Meditation also known as yoga is another key way of putting off excessive weight. Children suffer from daily stress that damage their health. They should be given time to relax for at least 20 minutes after which they are likely to feel spurt and active again. In case a child is a fidget, parents and guardians should try to listen to cool music together or even sing songs. Moreover, it is advisable to seek dietitian’s advice regularly in order to ensure that we eat healthy foods in order to be healthy and avoid obesity problems (Tynan, 2011).
In addition, parents should secure tools that are likely to cause distractions hence making their children live in a sedentary lifestyle. Such tools include TVs and video games among others. Parents can achieve a harmonious balance by choosing shows that have met the developmental needs of the children. On the other hand, they should block inappropriate shows such as adult sitcoms, soap operas as well as adult talk shows. Moreover, there should be a clear and well-stipulated program on when the television must be off particularly during study times. Active parenting ensures that children have a positive and adequate experience with TV (Parker, 2009). If properly guided, children can learn to use TV and video games in a healthy and positive manner while still implementing other activities like hobbies and sports
Other stakeholders such as video game manufacturers have a role to play. Some manufacturers have come up with systems that have games that help children keep on moving as the play. Consoles such as WII, Move, and Kinect have these features. Games promote body exercise through dancing, sports, and aerobics. They last for roughly 45 minutes and are well moderate in intensity what is exactly what the children want (Hearton, 2009). On the other hand, schools can reduce childhood obesity by encouraging physical activities and proper nutrition. This can be achieved through a Coordinated School Health Program (CSHP) (Parker, 2009). Such programs can provide healthy foods and beverages in schools rather than the unhealthy junk foods provided in most schools.
In conclusion, childhood obesity is a condition whereby children between birth and puberty are highly overweight and have a body mass index (BMI) at the 95th percentile. It is caused by eating junk foods, overeating and lack of body exercise. It has serious health problems such as hypertension, diabetes, cholesterol, and depression just to mention a few. It has become an epidemic in the modern world and parents, schools and the society in general must work hand in hand in order to combat it.

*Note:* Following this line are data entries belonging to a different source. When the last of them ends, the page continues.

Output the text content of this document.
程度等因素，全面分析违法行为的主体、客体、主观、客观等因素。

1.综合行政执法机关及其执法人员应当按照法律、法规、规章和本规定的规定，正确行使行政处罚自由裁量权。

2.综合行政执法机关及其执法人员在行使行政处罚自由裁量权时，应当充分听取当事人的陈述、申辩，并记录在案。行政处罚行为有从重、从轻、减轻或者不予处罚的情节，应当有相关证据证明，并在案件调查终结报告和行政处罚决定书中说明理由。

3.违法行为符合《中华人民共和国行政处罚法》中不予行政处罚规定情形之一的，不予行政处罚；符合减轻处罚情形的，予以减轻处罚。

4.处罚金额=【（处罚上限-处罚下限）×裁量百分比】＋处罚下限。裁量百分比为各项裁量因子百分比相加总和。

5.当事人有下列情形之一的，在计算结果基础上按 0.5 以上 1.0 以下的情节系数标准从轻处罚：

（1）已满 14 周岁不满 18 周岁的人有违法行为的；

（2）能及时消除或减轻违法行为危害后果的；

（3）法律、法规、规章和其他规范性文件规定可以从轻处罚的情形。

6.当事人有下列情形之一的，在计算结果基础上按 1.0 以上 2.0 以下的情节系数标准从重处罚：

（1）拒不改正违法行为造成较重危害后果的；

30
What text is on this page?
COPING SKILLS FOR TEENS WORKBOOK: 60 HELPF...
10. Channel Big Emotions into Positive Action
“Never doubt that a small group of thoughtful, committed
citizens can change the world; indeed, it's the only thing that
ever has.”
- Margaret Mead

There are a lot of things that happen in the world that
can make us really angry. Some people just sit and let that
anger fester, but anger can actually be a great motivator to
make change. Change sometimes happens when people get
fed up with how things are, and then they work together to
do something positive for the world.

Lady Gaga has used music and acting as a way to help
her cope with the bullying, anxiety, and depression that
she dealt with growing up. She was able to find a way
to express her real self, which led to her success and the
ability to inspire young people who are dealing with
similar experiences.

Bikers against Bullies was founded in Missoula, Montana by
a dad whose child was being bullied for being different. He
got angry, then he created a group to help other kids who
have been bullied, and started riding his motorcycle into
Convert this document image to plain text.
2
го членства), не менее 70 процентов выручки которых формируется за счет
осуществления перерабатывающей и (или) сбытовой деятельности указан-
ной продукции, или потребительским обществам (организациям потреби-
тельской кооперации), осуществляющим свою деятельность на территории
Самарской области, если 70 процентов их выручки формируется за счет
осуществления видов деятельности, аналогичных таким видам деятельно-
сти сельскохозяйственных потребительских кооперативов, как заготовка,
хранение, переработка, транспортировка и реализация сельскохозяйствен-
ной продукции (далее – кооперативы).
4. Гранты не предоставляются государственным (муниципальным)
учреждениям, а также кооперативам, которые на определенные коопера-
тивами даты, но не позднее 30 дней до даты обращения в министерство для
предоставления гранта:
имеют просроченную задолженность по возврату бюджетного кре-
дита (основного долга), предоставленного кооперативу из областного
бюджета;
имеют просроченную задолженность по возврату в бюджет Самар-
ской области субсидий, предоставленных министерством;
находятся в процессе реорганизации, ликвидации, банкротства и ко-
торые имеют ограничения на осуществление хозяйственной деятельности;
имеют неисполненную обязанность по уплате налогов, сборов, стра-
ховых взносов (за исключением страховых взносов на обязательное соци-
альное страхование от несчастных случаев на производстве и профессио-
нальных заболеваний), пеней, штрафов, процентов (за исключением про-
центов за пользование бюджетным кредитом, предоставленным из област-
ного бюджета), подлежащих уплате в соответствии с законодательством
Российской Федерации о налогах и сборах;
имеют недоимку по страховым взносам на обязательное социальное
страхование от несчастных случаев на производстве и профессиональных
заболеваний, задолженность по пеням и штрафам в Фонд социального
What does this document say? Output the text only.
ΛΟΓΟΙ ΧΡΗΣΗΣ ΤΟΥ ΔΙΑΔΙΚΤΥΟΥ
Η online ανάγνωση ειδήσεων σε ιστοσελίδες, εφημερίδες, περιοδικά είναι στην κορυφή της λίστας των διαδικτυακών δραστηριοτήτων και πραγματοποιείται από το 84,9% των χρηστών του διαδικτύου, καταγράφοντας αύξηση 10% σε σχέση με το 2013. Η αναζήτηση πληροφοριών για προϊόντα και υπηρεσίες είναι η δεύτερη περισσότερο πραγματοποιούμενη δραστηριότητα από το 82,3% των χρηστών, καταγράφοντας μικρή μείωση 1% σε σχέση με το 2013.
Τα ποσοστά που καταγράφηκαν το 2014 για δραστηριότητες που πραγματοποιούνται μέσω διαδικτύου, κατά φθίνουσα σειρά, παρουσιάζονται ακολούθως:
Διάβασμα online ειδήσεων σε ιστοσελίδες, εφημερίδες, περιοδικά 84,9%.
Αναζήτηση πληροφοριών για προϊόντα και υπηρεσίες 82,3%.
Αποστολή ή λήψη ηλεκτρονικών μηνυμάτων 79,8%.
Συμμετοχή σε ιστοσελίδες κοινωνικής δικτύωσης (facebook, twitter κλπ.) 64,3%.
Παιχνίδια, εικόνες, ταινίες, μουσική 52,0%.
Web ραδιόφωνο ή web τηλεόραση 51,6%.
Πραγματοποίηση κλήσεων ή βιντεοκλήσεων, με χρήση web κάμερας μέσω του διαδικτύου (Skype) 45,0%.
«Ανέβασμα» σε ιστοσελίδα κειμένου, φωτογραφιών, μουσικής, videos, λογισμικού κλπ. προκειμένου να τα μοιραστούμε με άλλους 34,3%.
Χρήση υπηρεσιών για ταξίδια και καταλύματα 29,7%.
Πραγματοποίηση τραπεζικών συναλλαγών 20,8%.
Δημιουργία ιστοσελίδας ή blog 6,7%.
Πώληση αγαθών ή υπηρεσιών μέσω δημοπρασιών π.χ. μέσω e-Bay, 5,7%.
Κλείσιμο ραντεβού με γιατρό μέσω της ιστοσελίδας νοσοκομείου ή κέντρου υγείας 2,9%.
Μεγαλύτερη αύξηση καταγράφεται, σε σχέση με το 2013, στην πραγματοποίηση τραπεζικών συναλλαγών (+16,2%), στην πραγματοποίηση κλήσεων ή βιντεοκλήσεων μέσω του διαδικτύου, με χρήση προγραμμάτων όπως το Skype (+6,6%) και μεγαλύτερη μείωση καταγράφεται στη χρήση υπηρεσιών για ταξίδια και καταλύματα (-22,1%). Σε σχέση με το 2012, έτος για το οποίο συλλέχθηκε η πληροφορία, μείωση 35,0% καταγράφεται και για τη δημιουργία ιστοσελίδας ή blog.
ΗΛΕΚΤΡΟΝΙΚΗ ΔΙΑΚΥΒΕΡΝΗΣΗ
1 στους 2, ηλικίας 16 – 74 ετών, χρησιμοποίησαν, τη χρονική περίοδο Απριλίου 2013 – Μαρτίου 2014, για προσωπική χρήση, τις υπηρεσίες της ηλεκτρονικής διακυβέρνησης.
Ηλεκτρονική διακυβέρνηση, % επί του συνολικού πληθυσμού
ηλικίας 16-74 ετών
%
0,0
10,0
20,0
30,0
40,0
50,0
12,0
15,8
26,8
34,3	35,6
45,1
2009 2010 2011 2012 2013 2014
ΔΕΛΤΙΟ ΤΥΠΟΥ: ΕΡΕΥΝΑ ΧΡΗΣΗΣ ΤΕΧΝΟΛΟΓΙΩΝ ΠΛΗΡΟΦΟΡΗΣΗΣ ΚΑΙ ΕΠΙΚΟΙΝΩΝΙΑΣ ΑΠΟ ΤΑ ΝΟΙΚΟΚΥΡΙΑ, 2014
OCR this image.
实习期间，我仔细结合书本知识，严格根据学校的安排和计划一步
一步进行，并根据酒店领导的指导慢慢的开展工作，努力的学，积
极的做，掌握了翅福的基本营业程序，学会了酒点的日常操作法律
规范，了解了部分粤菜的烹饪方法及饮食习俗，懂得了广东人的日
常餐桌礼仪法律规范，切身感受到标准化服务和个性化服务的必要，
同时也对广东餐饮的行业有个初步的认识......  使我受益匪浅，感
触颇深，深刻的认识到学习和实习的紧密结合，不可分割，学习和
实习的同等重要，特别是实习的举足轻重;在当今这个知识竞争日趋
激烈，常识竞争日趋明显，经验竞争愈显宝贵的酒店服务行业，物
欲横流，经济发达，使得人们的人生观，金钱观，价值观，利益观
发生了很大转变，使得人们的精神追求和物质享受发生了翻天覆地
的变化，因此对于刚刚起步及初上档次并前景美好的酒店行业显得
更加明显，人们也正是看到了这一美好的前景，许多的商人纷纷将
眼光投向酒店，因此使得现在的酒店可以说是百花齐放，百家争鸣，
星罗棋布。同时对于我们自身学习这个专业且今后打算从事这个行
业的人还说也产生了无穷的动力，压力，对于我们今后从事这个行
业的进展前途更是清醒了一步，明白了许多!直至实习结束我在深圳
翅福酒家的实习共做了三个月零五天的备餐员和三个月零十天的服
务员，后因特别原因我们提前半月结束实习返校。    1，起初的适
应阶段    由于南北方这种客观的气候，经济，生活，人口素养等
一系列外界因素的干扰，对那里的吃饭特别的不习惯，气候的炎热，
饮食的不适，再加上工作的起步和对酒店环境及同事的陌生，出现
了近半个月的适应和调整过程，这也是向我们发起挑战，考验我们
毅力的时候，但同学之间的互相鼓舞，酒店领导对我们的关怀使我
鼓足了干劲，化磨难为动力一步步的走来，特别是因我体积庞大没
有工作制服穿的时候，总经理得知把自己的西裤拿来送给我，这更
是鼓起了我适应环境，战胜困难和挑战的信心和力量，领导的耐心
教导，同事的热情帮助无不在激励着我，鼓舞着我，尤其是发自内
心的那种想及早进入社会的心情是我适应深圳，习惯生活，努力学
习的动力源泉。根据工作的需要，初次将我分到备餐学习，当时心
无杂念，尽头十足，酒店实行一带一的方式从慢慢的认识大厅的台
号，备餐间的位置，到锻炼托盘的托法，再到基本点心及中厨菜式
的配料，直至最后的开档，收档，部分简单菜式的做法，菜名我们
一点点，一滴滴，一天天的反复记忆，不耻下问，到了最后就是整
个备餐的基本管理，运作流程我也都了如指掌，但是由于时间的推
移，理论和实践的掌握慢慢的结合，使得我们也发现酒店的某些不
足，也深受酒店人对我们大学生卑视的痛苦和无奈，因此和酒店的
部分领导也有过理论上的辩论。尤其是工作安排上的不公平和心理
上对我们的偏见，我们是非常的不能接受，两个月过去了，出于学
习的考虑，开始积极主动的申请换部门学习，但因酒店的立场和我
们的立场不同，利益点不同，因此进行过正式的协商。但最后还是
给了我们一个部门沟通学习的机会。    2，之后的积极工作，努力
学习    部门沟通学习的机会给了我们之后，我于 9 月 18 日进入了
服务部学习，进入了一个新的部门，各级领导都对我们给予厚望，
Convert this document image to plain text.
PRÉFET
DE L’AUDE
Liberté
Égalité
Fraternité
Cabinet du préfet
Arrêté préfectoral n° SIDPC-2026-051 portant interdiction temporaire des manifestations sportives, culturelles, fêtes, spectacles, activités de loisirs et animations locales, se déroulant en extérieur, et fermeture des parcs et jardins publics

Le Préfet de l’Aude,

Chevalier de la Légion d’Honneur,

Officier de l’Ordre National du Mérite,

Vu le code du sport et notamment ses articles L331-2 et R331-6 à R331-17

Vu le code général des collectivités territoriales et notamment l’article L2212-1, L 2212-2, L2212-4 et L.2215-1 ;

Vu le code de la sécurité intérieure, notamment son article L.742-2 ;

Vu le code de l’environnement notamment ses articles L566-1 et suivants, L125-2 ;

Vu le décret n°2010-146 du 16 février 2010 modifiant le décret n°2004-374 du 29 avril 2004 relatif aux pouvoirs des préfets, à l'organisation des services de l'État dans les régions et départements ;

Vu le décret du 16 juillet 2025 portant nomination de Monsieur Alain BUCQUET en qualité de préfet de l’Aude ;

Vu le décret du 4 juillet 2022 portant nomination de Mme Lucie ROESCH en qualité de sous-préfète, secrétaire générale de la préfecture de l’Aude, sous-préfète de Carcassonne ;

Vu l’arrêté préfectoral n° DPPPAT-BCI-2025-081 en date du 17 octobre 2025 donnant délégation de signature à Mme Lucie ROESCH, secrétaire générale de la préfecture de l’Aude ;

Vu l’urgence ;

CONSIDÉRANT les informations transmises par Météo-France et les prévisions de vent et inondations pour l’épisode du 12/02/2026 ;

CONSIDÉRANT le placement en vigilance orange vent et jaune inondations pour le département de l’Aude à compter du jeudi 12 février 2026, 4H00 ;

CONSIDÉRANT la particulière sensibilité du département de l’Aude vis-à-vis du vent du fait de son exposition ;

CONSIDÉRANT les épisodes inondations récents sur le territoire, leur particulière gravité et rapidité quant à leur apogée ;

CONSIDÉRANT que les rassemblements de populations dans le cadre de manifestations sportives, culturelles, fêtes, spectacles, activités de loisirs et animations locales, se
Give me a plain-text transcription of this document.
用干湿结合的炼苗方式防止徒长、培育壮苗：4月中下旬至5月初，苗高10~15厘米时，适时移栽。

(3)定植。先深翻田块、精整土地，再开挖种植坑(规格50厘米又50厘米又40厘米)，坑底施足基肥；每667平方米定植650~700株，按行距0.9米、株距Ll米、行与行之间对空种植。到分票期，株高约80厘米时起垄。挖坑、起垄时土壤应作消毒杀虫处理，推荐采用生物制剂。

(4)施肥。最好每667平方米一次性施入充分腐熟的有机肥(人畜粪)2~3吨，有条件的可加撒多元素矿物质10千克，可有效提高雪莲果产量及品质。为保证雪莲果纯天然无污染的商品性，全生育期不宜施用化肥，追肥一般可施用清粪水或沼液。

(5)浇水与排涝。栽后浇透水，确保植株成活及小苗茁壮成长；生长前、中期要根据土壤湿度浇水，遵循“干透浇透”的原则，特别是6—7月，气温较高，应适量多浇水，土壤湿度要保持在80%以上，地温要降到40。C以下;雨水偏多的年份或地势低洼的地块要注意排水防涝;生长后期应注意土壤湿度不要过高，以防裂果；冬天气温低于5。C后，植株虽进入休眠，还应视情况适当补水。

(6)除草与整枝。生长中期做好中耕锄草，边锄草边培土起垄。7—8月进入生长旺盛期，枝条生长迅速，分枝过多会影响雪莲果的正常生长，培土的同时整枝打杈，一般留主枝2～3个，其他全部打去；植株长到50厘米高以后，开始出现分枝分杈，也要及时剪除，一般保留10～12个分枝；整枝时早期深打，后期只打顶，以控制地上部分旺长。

Some of the methods that can be applied to prevent or treat obesity include educating children on the need for body/physical exercise, eating healthy foods, controlling time spent by children while watching TV and playing video games, as well as encouraging manufacturing of games that are played while moving.
- Heaton-Harris, N. (2009). Combating child obesity. Brighton, [England: Emerald Publishing.
- Institute of Medicine (U.S.)., Parker, L., Burns, A. C., & Sanchez, E. (2009). Local government actions to prevent childhood obesity. Washington, DC: National Academies Press.
- Johnson, B. C. (2007). New prescription for childhood obesity: Fight childhood obesity with antioxidants & phytonutrients. New York: iUniverse, Inc.
- Kosterich, J. (2011, January 21). Are parents to blame for childhood obesity? [Web log post].